Wisst ihr, man hat derlei Zeug in den letzten 40 Jahren so oft gehört, dass das Herz nicht mehr wegen jedem Input automatisch höher schlägt. Der überaus sympathische Henrik Freischlader kommt seit Jahren nicht aus der Rolle des perfekten Replikators heraus, obwohl er handwerklich vermutlich besser als seine Vorbilder ist, aber irgendwie fehlt zur technischen Fähigkeit einfach die Originalität. Und genau dieses Schicksal droht Fabian Anderhub.

"It's A Blues Thing" wurde mit großem Besteck und renommierten kanadischen Musikern aufgenommen. Das Ergebnis klingt prächtig, manche Instrumentalparts machen einen staunen, der volle Druck ist da, die Produktion hat Weltklasseniveau, Anderhub singt allzeit angenehm, der einführende Titelsong lebt von Wurlitzer-Groove und Percussion - doch dann wird es zäh.
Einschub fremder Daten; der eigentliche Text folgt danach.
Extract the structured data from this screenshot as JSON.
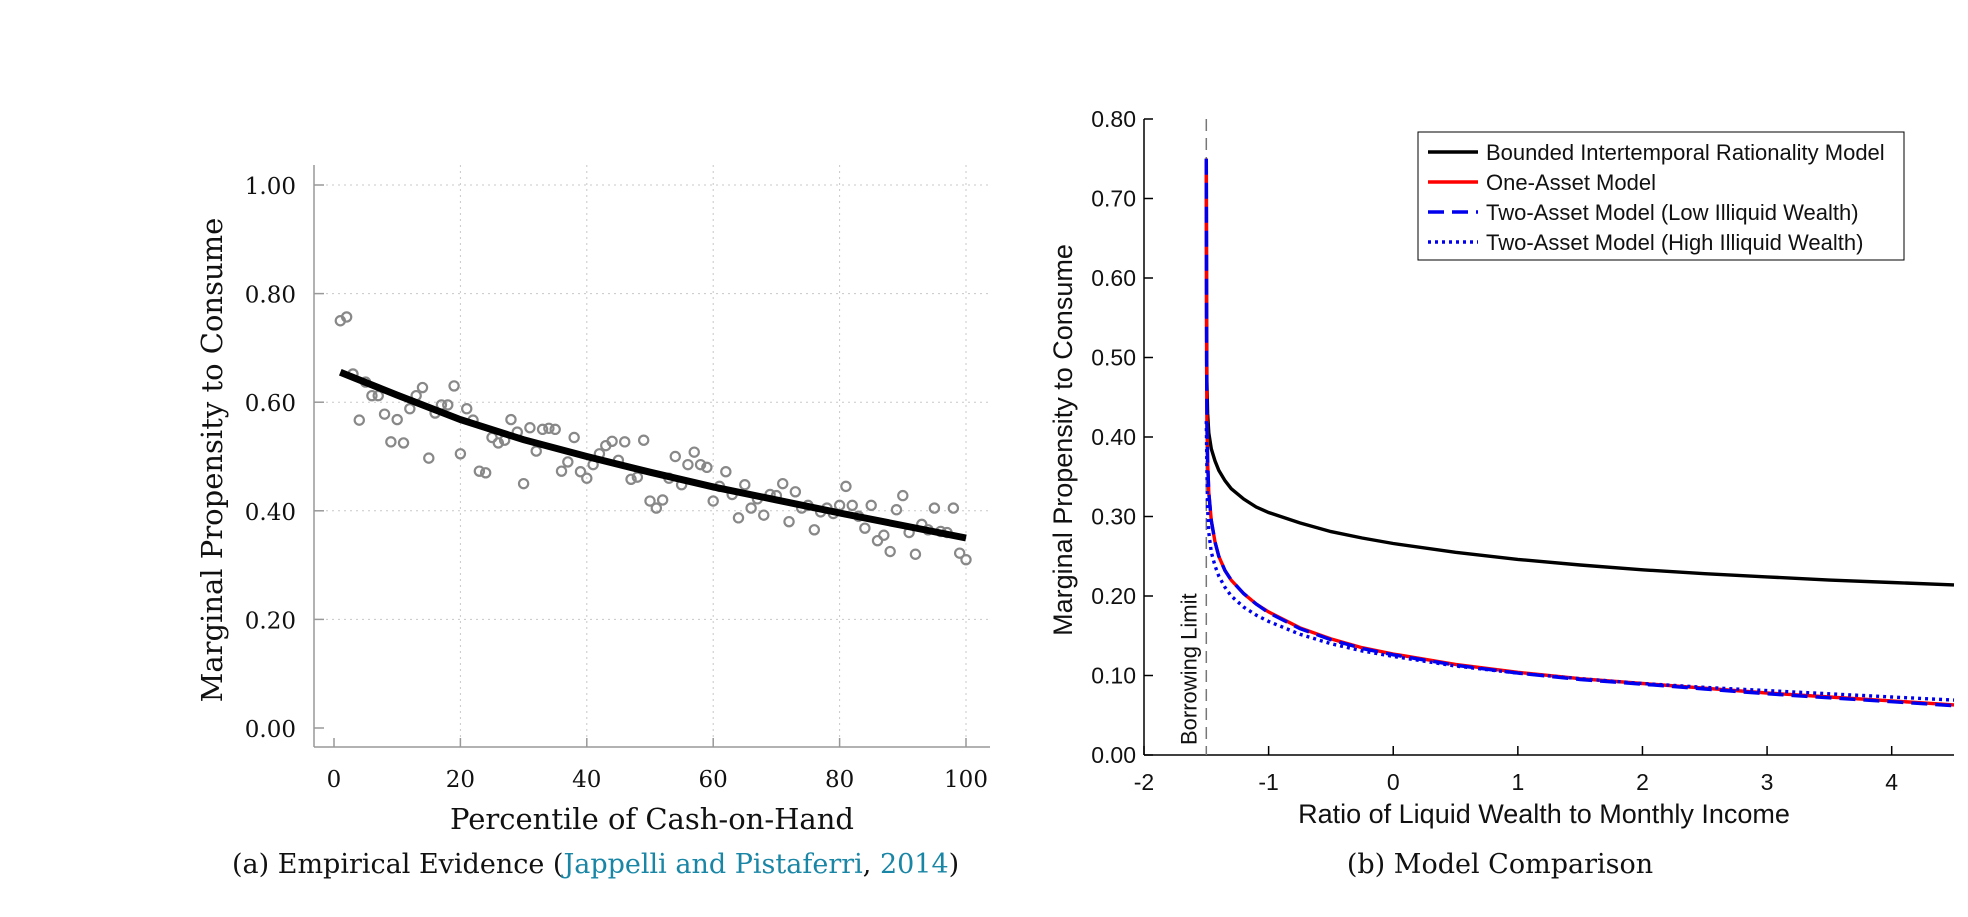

Hookers Dimples geht noch durch, aber schon beim eigentlich toll groovenden Midnight Train bekommt man Beklemmungen. Die allerorten und auch von Freischlader als Widergängerin von Janis Joplin gepriesene Layla Zoe erweist sich als kraweelende Nervensäge. Brunftgebrüll ist auch von einer Frau nicht schön.
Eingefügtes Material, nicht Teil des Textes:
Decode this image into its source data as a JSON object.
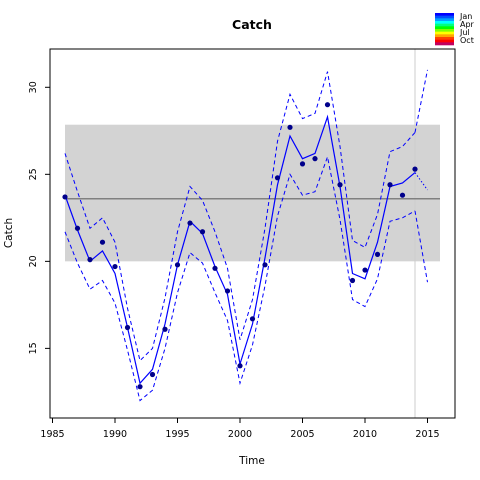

Ein muskelbepackter Boogie wie Trying To Find My Baby wird trotz enormen Pianoeinsatz, einem cool eingeworfenen Sprechgesang und vielen Uhuhus nicht zum Klassiker, macht aber immerhin Spaß und stammt von einem bei uns gänzlich unbekannten Kanadier namens John McGale, der einst Mitglied der bei uns ebenfalls gänzlich unbekannten franko-kanadischen Band OFFENBACH war. Dringend merken und auf die Suche gehen!
So rollt "It's A Blues Thing" dahin, ist allzeit geschmackvoll und spielerisch auf ganz hohem Niveau, die aufgebotene Musikerschar ist wirklich formidabel, speziell die Percussion-, Keyboard- und Harp-Einlagen lockern die Sache schön auf, dennoch wartet man ein wenig verzweifelt auf den entscheidenden Querschläger, jenen Song, der dem Blues einen Tritt und der CD den Kick gibt, doch Fabian Anderhub ist viel zu gut erzogen, als dass er den Drecksack geben könnte. Schade eigentlich. Dazu passt die Version von Come When I Call, im Original vom Blues-Saubermann John Mayer, der sich Stevie Ray Vaughan sogar als Tattoo stechen ließ. Das ist alles viel zu brav für einen Rock'n'Roll-Rebel, wird aber die Puristen ohne Zweifel begeistern. Aber hoppla, ganz zum Schluss kommt Anderhubs einzige eigene Nummer auf dem Album und… sie kommt in Schräglage daher. Allerdings in genau der gleichen, die einst Stevie Ray auf seinen besten Songs auch hatte.

Man möchte dem Herrn Anderhub zurufen: "Mehr Mut zum Dreck, junger Mann. Es hört ja niemand, also hau einfach rein." Davon abgesehen ist "It's A Blues Thing" ein schönes Stück Musik geworden.